The modules described as separate parts may or may not be physically separate, and parts displayed as modules may or may not be physical units, may be located in one place, or may be distributed on a plurality of network units. Some or all of the modules may be selected according to actual needs to achieve the purpose of the solution of the present embodiment.
In addition, functional modules in the embodiments of the present invention may be integrated into one processing unit, or each unit may exist alone physically, or two or more units are integrated into one unit. The integrated unit can be realized in a form of hardware, or in a form of hardware plus a software functional module.
The present embodiments are therefore to be considered in all respects as illustrative and not restrictive, the scope of the invention being indicated by the appended claims rather than by the foregoing description, and all changes which come within the meaning and range of equivalency of the claims are therefore intended to be embraced therein. Any reference signs in the claims shall not be construed as limiting the claim concerned.
Furthermore, it is obvious that the word "comprising" does not exclude other elements or steps, and the singular does not exclude the plural. The plurality of units or devices may also be implemented by one unit or device through software or hardware. The terms first, second, etc. are used to denote names, but not any particular order.

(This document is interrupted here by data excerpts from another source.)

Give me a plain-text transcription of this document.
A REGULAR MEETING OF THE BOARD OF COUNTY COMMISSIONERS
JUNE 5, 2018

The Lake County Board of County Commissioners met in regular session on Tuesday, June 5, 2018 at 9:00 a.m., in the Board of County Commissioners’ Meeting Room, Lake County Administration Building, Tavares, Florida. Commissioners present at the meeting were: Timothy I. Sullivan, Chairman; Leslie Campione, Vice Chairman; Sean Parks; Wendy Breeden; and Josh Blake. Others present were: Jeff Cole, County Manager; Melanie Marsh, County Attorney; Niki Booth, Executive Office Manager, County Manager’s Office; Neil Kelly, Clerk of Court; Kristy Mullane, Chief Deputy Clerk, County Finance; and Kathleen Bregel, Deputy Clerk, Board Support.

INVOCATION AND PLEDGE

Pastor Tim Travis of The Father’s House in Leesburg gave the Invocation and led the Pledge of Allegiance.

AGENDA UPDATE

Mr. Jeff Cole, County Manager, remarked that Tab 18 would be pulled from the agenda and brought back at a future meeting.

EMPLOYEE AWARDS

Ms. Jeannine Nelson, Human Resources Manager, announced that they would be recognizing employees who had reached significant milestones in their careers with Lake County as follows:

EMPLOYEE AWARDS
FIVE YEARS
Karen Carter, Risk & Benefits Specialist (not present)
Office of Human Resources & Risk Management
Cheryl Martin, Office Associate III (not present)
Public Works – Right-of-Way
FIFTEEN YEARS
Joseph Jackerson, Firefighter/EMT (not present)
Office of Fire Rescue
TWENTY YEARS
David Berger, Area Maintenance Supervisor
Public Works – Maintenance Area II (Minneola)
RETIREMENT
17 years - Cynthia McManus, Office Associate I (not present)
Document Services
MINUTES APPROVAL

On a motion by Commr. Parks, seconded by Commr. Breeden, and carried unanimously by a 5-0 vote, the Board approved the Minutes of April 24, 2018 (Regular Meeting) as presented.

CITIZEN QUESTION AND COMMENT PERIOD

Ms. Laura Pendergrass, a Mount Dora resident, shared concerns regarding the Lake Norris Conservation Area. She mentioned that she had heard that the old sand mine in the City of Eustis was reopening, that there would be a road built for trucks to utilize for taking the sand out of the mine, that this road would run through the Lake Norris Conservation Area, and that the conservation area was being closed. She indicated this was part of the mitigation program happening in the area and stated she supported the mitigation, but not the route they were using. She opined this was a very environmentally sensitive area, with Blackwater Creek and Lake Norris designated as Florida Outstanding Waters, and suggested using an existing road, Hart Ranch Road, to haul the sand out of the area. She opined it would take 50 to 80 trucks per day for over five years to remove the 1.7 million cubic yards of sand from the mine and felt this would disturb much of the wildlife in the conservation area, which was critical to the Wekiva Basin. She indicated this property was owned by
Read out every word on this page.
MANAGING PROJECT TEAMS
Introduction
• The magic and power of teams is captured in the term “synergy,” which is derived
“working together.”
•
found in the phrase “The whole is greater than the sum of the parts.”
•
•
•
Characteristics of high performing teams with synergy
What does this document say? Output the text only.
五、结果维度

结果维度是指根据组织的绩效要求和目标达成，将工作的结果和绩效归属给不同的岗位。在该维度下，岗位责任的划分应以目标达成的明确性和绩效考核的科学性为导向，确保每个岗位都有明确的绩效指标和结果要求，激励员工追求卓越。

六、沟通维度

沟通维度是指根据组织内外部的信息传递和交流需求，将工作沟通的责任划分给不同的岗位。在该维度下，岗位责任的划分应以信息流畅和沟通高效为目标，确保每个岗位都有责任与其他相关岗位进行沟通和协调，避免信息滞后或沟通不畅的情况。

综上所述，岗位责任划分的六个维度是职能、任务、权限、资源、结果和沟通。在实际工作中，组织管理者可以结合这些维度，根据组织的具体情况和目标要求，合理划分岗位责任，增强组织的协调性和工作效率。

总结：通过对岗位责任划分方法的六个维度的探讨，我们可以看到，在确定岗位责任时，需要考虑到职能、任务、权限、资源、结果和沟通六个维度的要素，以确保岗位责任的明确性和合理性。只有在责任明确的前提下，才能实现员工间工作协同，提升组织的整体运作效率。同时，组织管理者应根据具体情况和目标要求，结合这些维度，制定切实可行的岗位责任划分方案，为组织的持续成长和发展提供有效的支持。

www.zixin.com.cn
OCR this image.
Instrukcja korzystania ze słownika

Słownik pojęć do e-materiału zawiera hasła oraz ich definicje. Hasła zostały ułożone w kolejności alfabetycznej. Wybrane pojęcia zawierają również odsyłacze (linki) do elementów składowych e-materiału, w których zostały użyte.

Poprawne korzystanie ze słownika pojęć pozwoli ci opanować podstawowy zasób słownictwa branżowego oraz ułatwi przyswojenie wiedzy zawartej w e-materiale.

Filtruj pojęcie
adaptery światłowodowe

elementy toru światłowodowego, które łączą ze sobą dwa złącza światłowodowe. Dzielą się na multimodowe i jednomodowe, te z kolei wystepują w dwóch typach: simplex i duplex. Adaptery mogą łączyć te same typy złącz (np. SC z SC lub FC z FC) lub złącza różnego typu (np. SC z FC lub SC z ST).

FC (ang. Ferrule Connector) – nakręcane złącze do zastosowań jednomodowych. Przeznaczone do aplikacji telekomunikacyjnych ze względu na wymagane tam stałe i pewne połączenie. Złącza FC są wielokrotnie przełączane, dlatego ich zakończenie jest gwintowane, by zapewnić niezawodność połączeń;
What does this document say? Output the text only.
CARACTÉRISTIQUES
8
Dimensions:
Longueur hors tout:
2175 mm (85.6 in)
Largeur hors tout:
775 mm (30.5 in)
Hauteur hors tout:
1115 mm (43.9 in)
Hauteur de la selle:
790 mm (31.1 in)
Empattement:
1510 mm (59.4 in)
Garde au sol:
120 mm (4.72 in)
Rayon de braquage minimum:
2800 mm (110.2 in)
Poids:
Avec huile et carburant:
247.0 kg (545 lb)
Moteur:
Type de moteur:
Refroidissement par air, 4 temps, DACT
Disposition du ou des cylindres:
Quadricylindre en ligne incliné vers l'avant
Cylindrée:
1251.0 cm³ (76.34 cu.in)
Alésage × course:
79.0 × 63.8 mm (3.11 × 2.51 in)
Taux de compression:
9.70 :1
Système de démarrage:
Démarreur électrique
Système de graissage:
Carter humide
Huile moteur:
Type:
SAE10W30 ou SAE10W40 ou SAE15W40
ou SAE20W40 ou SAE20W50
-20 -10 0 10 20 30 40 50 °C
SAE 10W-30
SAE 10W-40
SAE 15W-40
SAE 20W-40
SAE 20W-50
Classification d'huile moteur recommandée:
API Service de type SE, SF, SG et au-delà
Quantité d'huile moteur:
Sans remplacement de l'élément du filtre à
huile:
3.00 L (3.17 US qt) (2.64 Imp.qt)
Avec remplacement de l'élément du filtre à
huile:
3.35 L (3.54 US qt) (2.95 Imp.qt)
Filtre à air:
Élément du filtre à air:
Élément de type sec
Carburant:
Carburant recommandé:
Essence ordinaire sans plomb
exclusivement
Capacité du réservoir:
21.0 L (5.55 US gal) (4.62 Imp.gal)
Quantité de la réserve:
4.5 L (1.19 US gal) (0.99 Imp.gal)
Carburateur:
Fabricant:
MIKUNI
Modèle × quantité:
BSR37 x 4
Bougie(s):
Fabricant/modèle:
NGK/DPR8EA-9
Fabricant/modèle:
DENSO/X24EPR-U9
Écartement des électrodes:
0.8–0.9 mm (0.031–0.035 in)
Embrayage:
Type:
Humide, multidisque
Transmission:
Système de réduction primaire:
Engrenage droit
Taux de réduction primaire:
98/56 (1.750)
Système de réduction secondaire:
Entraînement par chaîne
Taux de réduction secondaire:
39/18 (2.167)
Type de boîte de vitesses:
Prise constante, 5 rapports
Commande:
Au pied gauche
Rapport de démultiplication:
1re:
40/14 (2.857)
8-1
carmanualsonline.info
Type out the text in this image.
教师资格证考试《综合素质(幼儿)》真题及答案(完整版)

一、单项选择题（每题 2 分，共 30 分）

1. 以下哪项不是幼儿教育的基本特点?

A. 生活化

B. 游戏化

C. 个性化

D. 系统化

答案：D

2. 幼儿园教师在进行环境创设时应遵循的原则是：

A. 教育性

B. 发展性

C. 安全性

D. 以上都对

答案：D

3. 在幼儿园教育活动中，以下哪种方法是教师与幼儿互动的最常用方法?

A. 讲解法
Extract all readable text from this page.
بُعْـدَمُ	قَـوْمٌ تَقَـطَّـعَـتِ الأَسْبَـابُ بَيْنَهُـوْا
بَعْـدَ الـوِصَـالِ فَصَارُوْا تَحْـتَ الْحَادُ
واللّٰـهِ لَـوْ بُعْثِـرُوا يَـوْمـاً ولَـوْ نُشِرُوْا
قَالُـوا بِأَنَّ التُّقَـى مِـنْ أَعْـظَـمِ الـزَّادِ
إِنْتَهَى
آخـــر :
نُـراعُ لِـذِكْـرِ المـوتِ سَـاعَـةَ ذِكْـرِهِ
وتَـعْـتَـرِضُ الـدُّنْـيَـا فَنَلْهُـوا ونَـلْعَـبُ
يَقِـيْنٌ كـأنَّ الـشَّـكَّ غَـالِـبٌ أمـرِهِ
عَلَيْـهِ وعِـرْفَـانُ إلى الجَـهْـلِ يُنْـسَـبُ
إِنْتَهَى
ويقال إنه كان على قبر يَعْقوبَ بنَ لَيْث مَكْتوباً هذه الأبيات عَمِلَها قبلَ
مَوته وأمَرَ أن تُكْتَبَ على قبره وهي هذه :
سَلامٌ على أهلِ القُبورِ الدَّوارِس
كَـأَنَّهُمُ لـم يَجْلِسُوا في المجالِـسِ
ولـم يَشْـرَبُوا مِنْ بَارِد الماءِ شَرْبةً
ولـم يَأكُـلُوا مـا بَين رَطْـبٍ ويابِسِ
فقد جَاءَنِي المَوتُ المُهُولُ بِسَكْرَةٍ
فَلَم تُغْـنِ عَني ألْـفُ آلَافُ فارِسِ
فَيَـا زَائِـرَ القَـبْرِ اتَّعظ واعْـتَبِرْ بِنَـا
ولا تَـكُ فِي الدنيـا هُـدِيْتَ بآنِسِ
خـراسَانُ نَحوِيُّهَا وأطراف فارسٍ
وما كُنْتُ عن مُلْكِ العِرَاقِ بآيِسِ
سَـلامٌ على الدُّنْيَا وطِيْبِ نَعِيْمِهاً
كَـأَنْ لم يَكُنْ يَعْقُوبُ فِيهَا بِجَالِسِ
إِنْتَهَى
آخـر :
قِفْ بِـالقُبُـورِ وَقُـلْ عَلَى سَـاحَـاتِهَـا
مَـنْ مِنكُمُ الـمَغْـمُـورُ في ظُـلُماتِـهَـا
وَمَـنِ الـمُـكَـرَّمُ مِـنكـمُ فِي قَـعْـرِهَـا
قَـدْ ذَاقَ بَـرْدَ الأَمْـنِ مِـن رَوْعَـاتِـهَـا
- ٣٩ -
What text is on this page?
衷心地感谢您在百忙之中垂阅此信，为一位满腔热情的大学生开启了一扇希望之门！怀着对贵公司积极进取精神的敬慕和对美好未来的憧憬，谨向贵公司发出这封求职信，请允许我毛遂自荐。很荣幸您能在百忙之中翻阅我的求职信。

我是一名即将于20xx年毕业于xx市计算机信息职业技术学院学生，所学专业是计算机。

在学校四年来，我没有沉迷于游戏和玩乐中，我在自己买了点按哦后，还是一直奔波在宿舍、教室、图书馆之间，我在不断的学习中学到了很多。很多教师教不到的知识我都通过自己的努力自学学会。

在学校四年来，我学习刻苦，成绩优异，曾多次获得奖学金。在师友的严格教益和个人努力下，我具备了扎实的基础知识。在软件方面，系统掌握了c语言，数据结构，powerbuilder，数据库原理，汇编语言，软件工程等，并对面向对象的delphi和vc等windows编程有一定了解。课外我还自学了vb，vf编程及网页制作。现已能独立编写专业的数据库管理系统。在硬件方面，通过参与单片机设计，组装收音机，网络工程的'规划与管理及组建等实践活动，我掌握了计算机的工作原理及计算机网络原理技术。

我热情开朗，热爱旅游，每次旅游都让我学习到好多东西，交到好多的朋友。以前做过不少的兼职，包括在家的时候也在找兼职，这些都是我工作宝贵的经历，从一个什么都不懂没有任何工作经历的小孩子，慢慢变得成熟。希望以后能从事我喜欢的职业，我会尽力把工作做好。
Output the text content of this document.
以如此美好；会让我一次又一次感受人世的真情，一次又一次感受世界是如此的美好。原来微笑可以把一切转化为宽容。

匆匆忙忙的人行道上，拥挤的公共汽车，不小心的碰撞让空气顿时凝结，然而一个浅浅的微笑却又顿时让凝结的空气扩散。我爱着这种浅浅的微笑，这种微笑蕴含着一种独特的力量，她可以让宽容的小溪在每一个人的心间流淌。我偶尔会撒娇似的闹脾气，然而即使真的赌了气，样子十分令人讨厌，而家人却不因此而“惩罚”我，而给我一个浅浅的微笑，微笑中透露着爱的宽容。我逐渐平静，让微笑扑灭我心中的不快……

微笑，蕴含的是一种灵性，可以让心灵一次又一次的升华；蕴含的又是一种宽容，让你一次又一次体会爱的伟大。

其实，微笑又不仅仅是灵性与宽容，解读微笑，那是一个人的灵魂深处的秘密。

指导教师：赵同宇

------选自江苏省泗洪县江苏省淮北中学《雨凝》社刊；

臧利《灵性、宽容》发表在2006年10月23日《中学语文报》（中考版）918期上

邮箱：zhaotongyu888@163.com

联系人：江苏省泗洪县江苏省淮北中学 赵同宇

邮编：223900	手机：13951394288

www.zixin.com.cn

Finally, it should be noted that the above embodiments are only for illustrating the technical solutions of the present invention and not for limiting, and although the present invention is described in detail with reference to the preferred embodiments, it should be understood by those skilled in the art that modifications or equivalent substitutions may be made on the technical solutions of the present invention without departing from the spirit and scope of the technical solutions of the present invention.